The answer came to me with ease: because I'd allowed him to have this much power. He only took what I allowed him to have, and damn if that didn’t make me feel in control in a different way. It made me feel emboldened and strong.
This power struggle between us worked because I trusted him to have control, and he didn’t abuse it. He pushed my limits, but only when it was clear it was something I wanted. If I hadn't wanted any bit of this, I knew without a doubt he would have backed off, with no judgment or guilt trip.
He lived to give me what I wanted.
I needed someone to trust with my body and desires, complete with the knowledge that they wouldn’t judge me or confine me to their idea of what was pleasurable or acceptable. I wanted the freedom to explore—and the safe space in which to do it.
That was the clarity I apparently needed because his eyes stopped swirling and a beautiful, genuine smile lit up his face. “My role here with you is done. You’ve answered the facet of your question that I came to help with.”
Happiness wasn’t what I felt at his declaration. Instead, my pout became genuine as I inquired, “Does that mean no more orgasms?”
His head tilted back as he belted out a laugh that had me smiling. I loved hearing that sound.
As his laughter died down, he reached for me and lifted me, guiding my legs to wrap around his waist. “I didn’t say that.”
Thank fuck.
His grip around me was firm, and I loved this intimate position. A hand tangled in the back of my hair as he guided my face closer to his and teased my lips with a kiss so gentle that my heart sped up for a new reason.

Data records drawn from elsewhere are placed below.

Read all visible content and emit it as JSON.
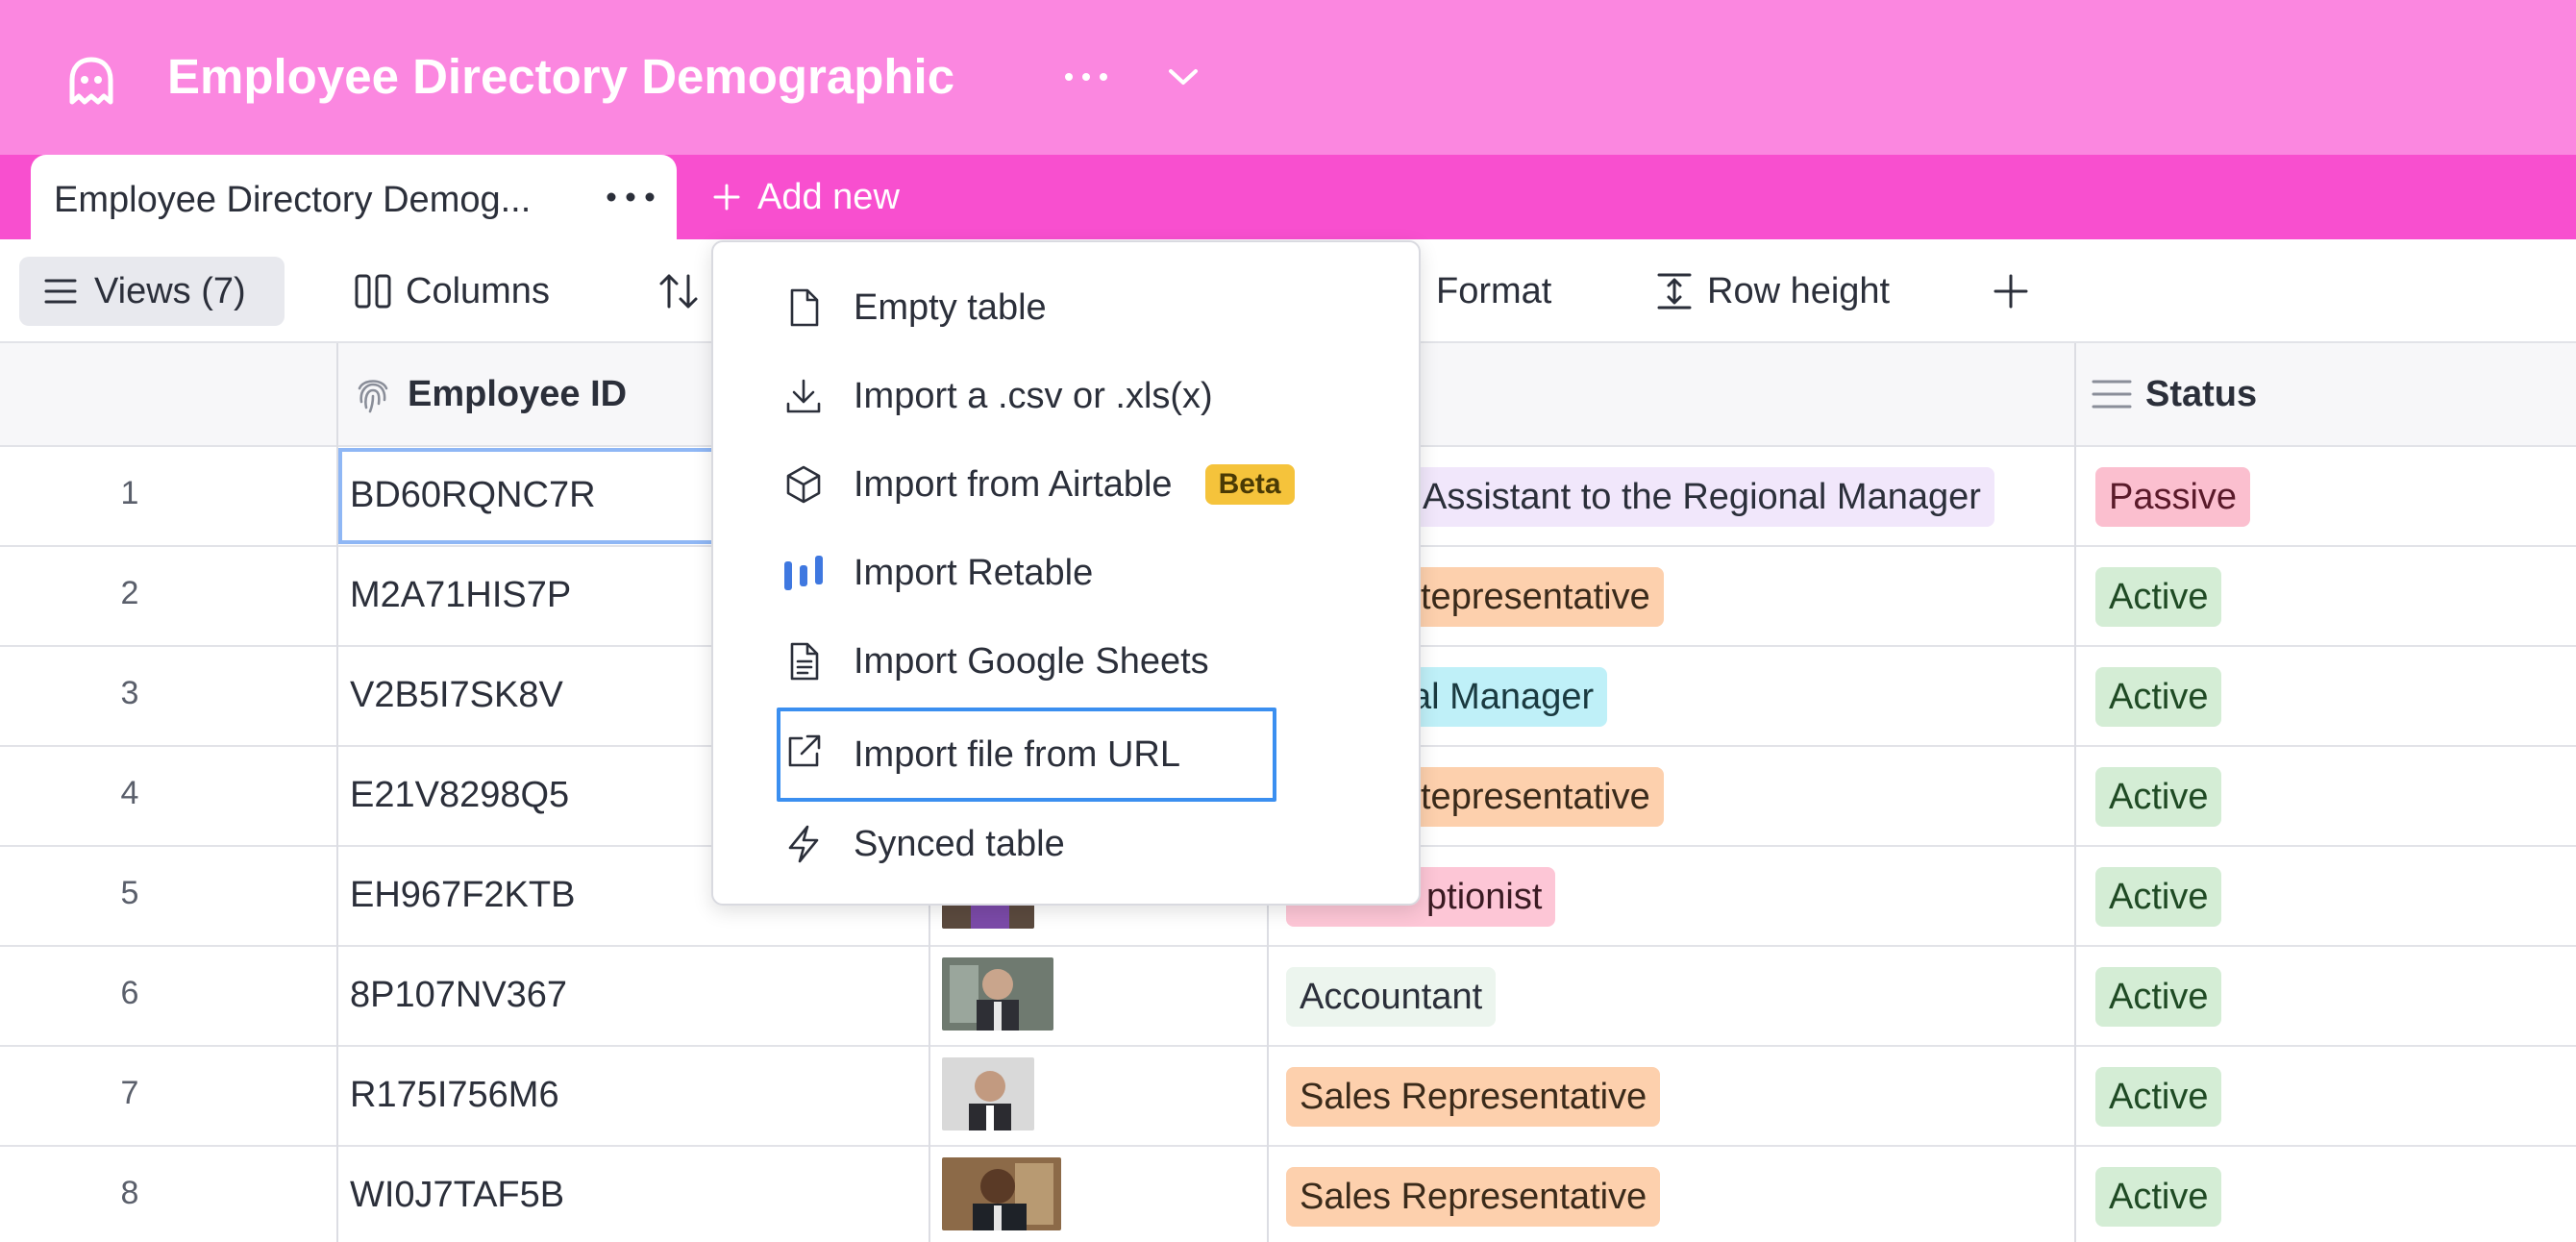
{
  "app": {
    "title": "Employee Directory Demographic",
    "accent_top": "#fb87e0",
    "accent_tabs": "#f84fcf"
  },
  "tabs": [
    {
      "label": "Employee Directory Demog..."
    }
  ],
  "add_new_label": "Add new",
  "toolbar": {
    "views_label": "Views (7)",
    "columns_label": "Columns",
    "format_label": "Format",
    "row_height_label": "Row height"
  },
  "columns": {
    "employee_id": "Employee ID",
    "status": "Status"
  },
  "rows": [
    {
      "num": "1",
      "id": "BD60RQNC7R",
      "job": "Assistant to the Regional Manager",
      "status": "Passive"
    },
    {
      "num": "2",
      "id": "M2A71HIS7P",
      "job": "Sales Representative",
      "status": "Active"
    },
    {
      "num": "3",
      "id": "V2B5I7SK8V",
      "job": "Regional Manager",
      "status": "Active"
    },
    {
      "num": "4",
      "id": "E21V8298Q5",
      "job": "Sales Representative",
      "status": "Active"
    },
    {
      "num": "5",
      "id": "EH967F2KTB",
      "job": "Receptionist",
      "status": "Active"
    },
    {
      "num": "6",
      "id": "8P107NV367",
      "job": "Accountant",
      "status": "Active"
    },
    {
      "num": "7",
      "id": "R175I756M6",
      "job": "Sales Representative",
      "status": "Active"
    },
    {
      "num": "8",
      "id": "WI0J7TAF5B",
      "job": "Sales Representative",
      "status": "Active"
    }
  ],
  "visible_job_text": {
    "r1": "Assistant to the Regional Manager",
    "r2": "tepresentative",
    "r3": "al Manager",
    "r4": "tepresentative",
    "r5": "ptionist",
    "r6": "Accountant",
    "r7": "Sales Representative",
    "r8": "Sales Representative"
  },
  "menu": {
    "items": [
      {
        "label": "Empty table",
        "icon": "file-icon"
      },
      {
        "label": "Import a .csv or .xls(x)",
        "icon": "download-icon"
      },
      {
        "label": "Import from Airtable",
        "icon": "cube-icon",
        "badge": "Beta"
      },
      {
        "label": "Import Retable",
        "icon": "retable-icon"
      },
      {
        "label": "Import Google Sheets",
        "icon": "sheet-icon"
      },
      {
        "label": "Import file from URL",
        "icon": "external-link-icon"
      },
      {
        "label": "Synced table",
        "icon": "lightning-icon"
      }
    ]
  },
  "colors": {
    "pill_purple": "#f1e7fb",
    "pill_orange": "#fdd0ad",
    "pill_cyan": "#bff0f8",
    "pill_pink": "#fdc6d6",
    "pill_mint": "#ecf5ee",
    "status_active": "#d4edd5",
    "status_passive": "#fbbfcf",
    "selection": "#3b8ff0"
  }
}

Moving his lips to my neck, he trailed them down the expanse of my neck as my head tilted back and to the side, giving him full access.
Whispering against my skin, he assured me, “I plan to make you come for me at least three more times before I let you leave this room, baby girl. You can’t escape me that easily.”
This was Oz in complete control, and my mind was clear of his power. It was just him and me, not fueled by his need to fulfill a duty and without his powers influencing me. We could blame nothing besides our need for each other now.
The show of tender affection was such a contradiction to what I had just experienced with him, and it took my breath away. How was he capable of providing what I wanted physically, easily taking on that role, and then somehow making me feel like the most treasured and beautiful woman in the next moment?
He was my safety, and maybe my ruin.
Chapter Ten
DELGALATH
Without a doubt, I would happily put my fist through Ozaman’s face after hearing Tinsley's cries of pleasure from the other room for so long. If the glowering expression on Rezzath’s face was any indicator, he’d be more than happy to do the same.
What a fucked up situation we’d found ourselves in.
I wanted to be the one pulling those moans from her beautiful lips as her large hazel eyes became glazed over with desire. I wanted to hear the different gasps and moans as I learned her, absorbing every ounce of pleasure that I provided. Me—not either of my brothers.
My tongue darted out to lick my bottom lip as I thought of her full tits on display earlier. They were lightly tanned, and a perfect handful. Her eyes had called to Rez and I, like she enjoyed us watching. I craved to lavish them with bites to her soft skin, marking her as mine.
But she wasn’t mine.
That thought had my own inner rage bubbling up, threatening to make me explode. I hadn’t realized my nails had lengthened and were digging into the couch, ripping it open, until Rez cleared his throat and gave me a pointed look.
Damnit. Get it the fuck together, Del.
Forcing myself to relax, and take deep, steadying breaths, I focused on the wall in front of me. We’d turned the TV on, flipping to a random action movie to try to drown out the sounds, but they were impossible to ignore. Thankfully, after all our time on Earth, we were adept with human technology. I couldn’t imagine having to sit here listening to the Christmas music she’d had playing, on top of her moans.
I fucking hated Christmas music. It made me want to crush up a glass ornament and stab my own ears with the shards.
Come to think of it, though, there weren’t many things that did make me happy in life.
Besides her.
Maybe that was why I found myself irrationally angry at my brothers for the first time. We had lived together for centuries, and yet this was the only time I’d felt like we were at war against each other.
I didn’t like it, but it was hard as hell for me to tamp down this rage, which was a major red flag, seeing as it was the emotion I was the most in tune with. I had always been able to swiftly handle anger, squashing it before it became a true issue. If I couldn’t do that, how was I supposed to incite the emotion in my charges and then help them work through it? I would just drown in it right alongside them.